Remember the terrible future timeline from the first season of DC's Legends of Tomorrow, where [...]

Remember the terrible future timeline from the first season of DC's Legends of Tomorrow, where Star City was a horror show and Oliver Queen (Stephen Amell) was presumed dead, only to come out of retirement in time to meet the Legends in "Star City 2046?" Well, if you're a Legends or Arrow fan, you have probably talked about it at least once in the last couple of years. Between Zari Tomaz (Tala Ashe) coming from a very different 2040s than that one and Arrow's flash forwards revealing a different future for Star City and Oliver, fans have been wondering when the other shoe was going to drop.

And drop it did -- in the first part of "Crisis on Infinite Earths," which aired as tonight's episode of Supergirl. While the spoilers that follow are pretty minor, they are spoilers, so beware.

At the start of the episode, Superman (Tyler Hoechlin) and Lois Lane (Elizabeth Tulloch) of Earth-38 discover that an antimatter wave is moving through space, destroying everything in its path. Jonathan Kent, their new baby, is placed in an escape pod and blasted off on a trajectory towards Earth, just like his father was at that same age, and the antimatter annihilates Argo City, where they have been living since last year's "Elseworlds" crossover, killing all the remaining Kryptonians except for Kara (Melissa Benoist).

Not long after that, Clark and Lois are brought to Earth alongside Harbinger (Audrey Marie Anderson), the current-day Oliver, Mia Smoak (Katherine McNamara), and Batwoman (Ruby Rose). It turns out that their haste to save Jon was for nothing, as Harbinger came to recover Superman as the Crisis began on Earth-38. Because they had blasted him off, though, his pod ended up being shunted through the multiverse, landing on Earth-16 instead of its planned Earth.

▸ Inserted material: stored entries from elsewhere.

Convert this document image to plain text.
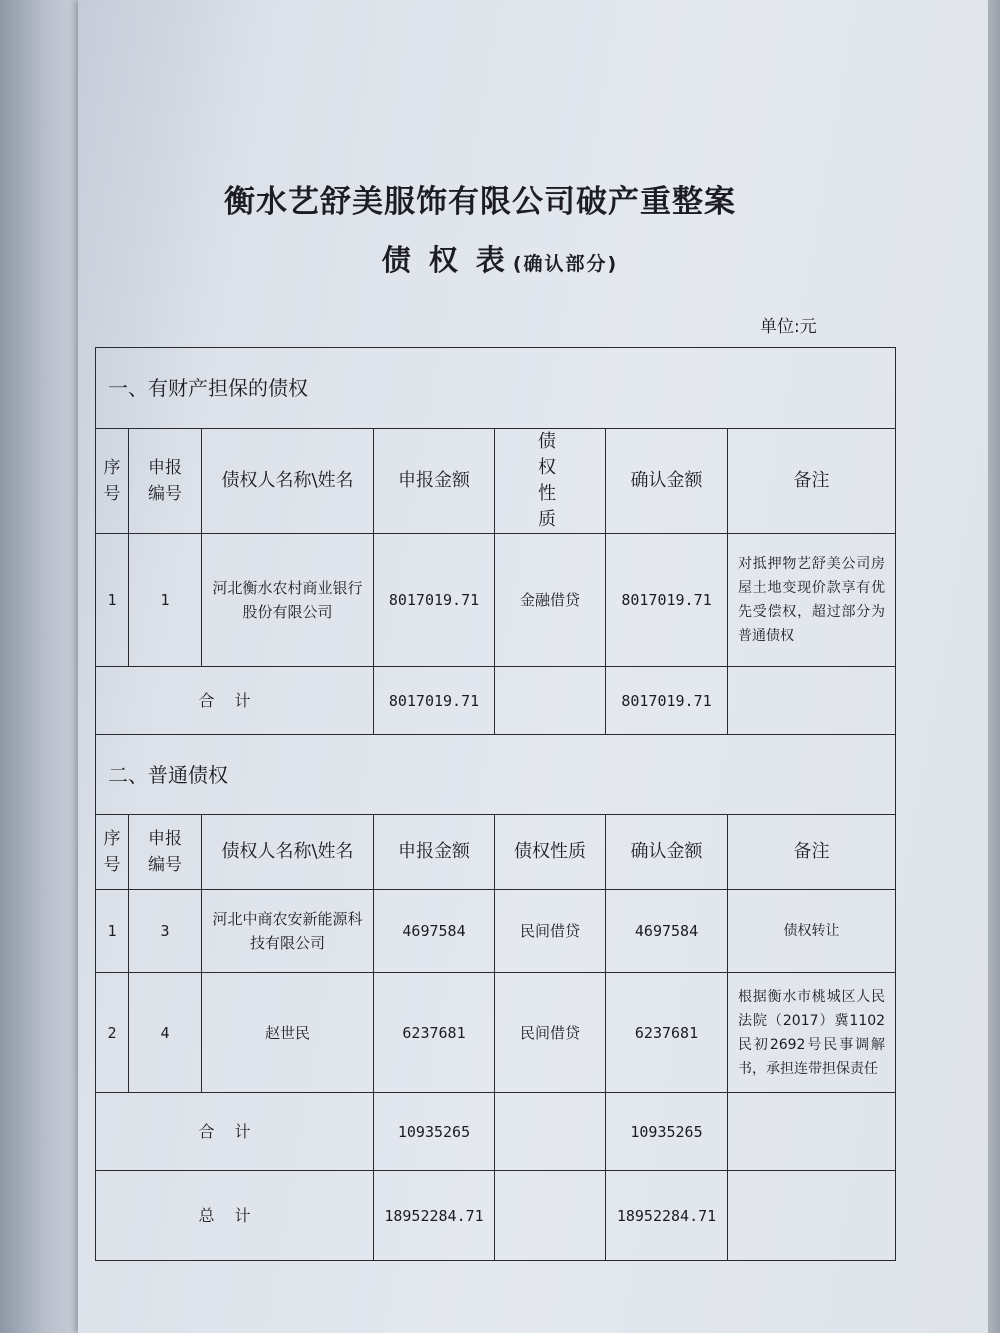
衡水艺舒美服饰有限公司破产重整案
债权表(确认部分)
单位:元
一、有财产担保的债权						
序号	申报编号	债权人名称\姓名	申报金额	债权性质	确认金额	备注
1	1	河北衡水农村商业银行股份有限公司	8017019.71	金融借贷	8017019.71	对抵押物艺舒美公司房屋土地变现价款享有优先受偿权，超过部分为普通债权
合计			8017019.71		8017019.71	
二、普通债权						
序号	申报编号	债权人名称\姓名	申报金额	债权性质	确认金额	备注
1	3	河北中商农安新能源科技有限公司	4697584	民间借贷	4697584	债权转让
2	4	赵世民	6237681	民间借贷	6237681	根据衡水市桃城区人民法院（2017）冀1102民初2692号民事调解书，承担连带担保责任
合计			10935265		10935265	
总计			18952284.71		18952284.71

On that world, he lands in -- you guessed it! -- Star City, in the year 2046. Besides explaining the continuity flub -- somehow the season one Legends, maybe because they weren't especially experienced at using the Waverider or something, moved through the multiverse as well as time -- it also gives Sara Lance (Caity Lotz) an opportunity to have a meaningful exchange with the Oliver of that world, essentially communicating how much our Oliver means to her by telling him how much better Earth-1 is than his doomed universe.

"It was really important to me that Sara have some really significant moments with Oliver, in the beginning of this crisis, in order to remind the audience how far they go back, and how embedded her history is with his, and how important he is to her in her life and where she's ended up," Arrow showrunner Beth Schwartz told reporters during a screening of hours one and two of "Crisis" earlier this week.

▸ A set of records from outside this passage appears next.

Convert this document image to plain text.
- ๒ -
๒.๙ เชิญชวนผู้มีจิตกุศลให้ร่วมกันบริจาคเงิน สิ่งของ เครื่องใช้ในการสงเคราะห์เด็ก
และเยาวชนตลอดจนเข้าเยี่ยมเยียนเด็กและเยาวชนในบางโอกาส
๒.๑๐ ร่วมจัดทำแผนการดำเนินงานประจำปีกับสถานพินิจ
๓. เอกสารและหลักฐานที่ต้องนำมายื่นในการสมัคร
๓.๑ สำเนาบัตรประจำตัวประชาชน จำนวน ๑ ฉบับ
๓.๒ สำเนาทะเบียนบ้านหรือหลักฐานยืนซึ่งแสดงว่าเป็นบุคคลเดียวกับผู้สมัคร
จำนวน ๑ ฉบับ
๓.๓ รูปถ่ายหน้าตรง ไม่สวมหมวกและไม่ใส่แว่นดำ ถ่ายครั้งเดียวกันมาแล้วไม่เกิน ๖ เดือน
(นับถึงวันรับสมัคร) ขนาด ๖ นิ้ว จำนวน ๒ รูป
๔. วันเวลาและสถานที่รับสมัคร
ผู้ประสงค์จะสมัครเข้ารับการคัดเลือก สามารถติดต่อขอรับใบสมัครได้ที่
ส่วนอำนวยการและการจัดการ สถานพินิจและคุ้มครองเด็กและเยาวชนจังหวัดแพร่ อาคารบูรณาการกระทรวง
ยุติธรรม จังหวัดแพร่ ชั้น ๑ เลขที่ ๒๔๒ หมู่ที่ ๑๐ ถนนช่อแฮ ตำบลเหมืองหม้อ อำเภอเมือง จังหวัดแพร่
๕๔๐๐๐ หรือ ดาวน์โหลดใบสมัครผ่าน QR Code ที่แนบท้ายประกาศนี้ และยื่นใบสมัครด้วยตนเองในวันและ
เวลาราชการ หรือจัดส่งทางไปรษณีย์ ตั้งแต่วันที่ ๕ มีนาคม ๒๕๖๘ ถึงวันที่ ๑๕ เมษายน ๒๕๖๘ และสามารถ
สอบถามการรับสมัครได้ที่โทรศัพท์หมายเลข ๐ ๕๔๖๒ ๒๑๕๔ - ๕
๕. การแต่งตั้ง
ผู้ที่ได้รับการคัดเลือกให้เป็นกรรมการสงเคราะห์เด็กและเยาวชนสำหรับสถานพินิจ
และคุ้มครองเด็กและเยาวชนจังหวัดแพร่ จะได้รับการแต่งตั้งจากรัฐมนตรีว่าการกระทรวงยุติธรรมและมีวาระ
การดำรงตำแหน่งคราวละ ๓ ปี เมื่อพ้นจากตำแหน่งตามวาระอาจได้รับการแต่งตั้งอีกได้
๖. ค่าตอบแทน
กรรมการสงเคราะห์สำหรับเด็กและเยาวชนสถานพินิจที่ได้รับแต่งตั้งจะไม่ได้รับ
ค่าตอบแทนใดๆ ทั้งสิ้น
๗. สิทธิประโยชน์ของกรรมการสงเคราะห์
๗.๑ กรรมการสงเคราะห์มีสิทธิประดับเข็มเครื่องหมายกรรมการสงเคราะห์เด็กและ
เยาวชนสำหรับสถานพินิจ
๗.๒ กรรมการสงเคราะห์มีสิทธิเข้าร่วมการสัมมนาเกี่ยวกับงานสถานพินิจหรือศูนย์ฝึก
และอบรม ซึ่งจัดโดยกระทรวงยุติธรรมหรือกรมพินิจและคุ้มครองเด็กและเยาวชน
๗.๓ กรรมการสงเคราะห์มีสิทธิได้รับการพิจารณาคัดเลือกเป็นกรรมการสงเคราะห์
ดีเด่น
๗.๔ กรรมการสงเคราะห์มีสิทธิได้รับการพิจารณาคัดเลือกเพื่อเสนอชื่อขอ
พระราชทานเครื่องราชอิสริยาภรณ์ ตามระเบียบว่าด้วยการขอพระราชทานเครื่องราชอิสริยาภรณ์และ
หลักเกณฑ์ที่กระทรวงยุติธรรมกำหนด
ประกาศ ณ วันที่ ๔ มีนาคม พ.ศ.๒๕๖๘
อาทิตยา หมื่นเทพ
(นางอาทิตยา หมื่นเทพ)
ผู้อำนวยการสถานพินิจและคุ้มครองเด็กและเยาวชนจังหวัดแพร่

The irony that they waited until "Crisis on Infinite Earths" to do this -- since the comic book miniseries of the same name was used as a massive, line-wide continuity clean-up -- is likely not lost on the producers.

"Crisis on Infinite Earths" kicks off tonight -- Sunday, December 8 -- on Supergirl, runs through a Monday episode of Batwoman and that Tuesday's episode of The Flash. That will be the midseason cliffhanger, as the shows go on hiatus for the holidays and return on January 14 to finish out the event with the midseason premiere of Arrow and a "special episode" of DC's Legends of Tomorrow, which launches as a midseason series this year and so will not have an episode on the air before the Crisis.